Thursday, September 18, 2014

Cerebric Fungus


What is it with alien plants and mind control?  Seemingly part brain, part morel, and part mouth, the cerebric fungus is a mobile carnivorous fungus that is also maddeningly intelligent—literally.  At only CR 3 and straddling the line between pulp alien and Lovecraftian horror, these fungi are a good introduction to weirder and more dangerous horrors down the road.

Adventures come across a downed vessel of some sort, a vast silvery craft.  They each “hear” a single piercing telepathic cry for help, interspersed with other far more alien telepathic impressions.  Inside the vessel they find scores of corpses—aliens killed in the crash.  They also find a colony of cerebric fungi sitting unharmed in a greenhouse module.  The single clear cry from help comes from a cerebric fungus that has been experimented upon so often it is now insane…and thus paradoxically safe for humans to communicate with.  The other fungi simply try to eat the adventurers.

The red men of Tinagh (treat as half-elves with red skin) avoid the Jungles of Madness at all cost.  As green plants are a rarity on the dry planet, one would think that travel to the southern continent’s lush tropical forests would be worth the risk.  One would also be wrong—the unsettling appearance, maddening touch, and horrible star-shrieking of the jungle fungi make inland travel nearly impossible.
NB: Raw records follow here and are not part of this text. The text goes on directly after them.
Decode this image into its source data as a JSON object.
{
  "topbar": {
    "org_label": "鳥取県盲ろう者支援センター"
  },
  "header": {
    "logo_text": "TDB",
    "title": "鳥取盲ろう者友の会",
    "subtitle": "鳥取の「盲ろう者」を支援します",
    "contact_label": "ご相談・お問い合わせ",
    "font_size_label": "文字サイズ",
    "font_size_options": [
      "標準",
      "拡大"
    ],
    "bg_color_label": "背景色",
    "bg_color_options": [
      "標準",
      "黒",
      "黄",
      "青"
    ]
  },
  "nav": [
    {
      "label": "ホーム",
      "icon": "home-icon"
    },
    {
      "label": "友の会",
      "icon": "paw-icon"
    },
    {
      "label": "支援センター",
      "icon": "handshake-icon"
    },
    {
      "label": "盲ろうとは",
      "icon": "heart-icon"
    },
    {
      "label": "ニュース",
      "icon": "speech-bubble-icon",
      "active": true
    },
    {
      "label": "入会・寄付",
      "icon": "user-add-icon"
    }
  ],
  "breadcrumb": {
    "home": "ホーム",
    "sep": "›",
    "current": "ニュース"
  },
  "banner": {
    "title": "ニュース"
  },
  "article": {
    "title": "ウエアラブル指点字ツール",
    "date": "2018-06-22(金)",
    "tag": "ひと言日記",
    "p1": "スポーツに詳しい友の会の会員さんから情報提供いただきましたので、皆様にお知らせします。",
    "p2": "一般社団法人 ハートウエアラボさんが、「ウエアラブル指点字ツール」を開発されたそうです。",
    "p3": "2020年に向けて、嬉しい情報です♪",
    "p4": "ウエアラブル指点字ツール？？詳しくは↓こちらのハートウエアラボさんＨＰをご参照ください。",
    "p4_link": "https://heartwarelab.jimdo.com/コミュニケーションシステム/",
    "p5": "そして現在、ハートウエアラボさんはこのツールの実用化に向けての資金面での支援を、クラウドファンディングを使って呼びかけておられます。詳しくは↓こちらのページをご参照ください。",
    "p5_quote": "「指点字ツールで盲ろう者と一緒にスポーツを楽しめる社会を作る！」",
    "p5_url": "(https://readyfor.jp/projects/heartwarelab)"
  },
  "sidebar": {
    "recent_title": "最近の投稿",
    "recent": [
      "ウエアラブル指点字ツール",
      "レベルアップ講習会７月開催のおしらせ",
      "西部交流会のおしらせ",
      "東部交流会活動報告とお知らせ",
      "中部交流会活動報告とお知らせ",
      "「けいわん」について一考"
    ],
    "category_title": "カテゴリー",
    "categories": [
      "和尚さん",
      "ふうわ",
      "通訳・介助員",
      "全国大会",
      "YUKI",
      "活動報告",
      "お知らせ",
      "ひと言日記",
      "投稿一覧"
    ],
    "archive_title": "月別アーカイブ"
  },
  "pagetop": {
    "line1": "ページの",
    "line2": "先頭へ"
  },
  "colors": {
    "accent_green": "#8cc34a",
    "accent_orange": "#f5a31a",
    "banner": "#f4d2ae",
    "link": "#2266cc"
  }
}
In an effort to stop serial killers, the Watch has entered into a dark pact with a cerebric fungus.  Discovered in magician’s menagerie during the Winter of Razors, the otherworldly fungus saved itself from extermination by deciphering clues that led to the apprehension Jehmany Razor.  Now the Watch semi-regularly consults the telepathic thing, never realizing that it is slowly perverting the minds of its handlers, who have begun feeding it prisoners and paupers.

Pathfinder Bestiary 3 52

Touches of Barsoom in that second adventure seed.  And I call that last effort “Silence of the Yams.

I’m sure one of my alert readers will tell me if the cerebric fungus resembles any particular monster from film or fiction.  Also, the Pathfinder supplement Distant Worlds has these plants hailing from at least one moon and one planet in Golarion’s solar system, and a cerebric fungus oracle is one of the least disturbing things about Pathfinder Adventure Path #46: Wake of the Watcher.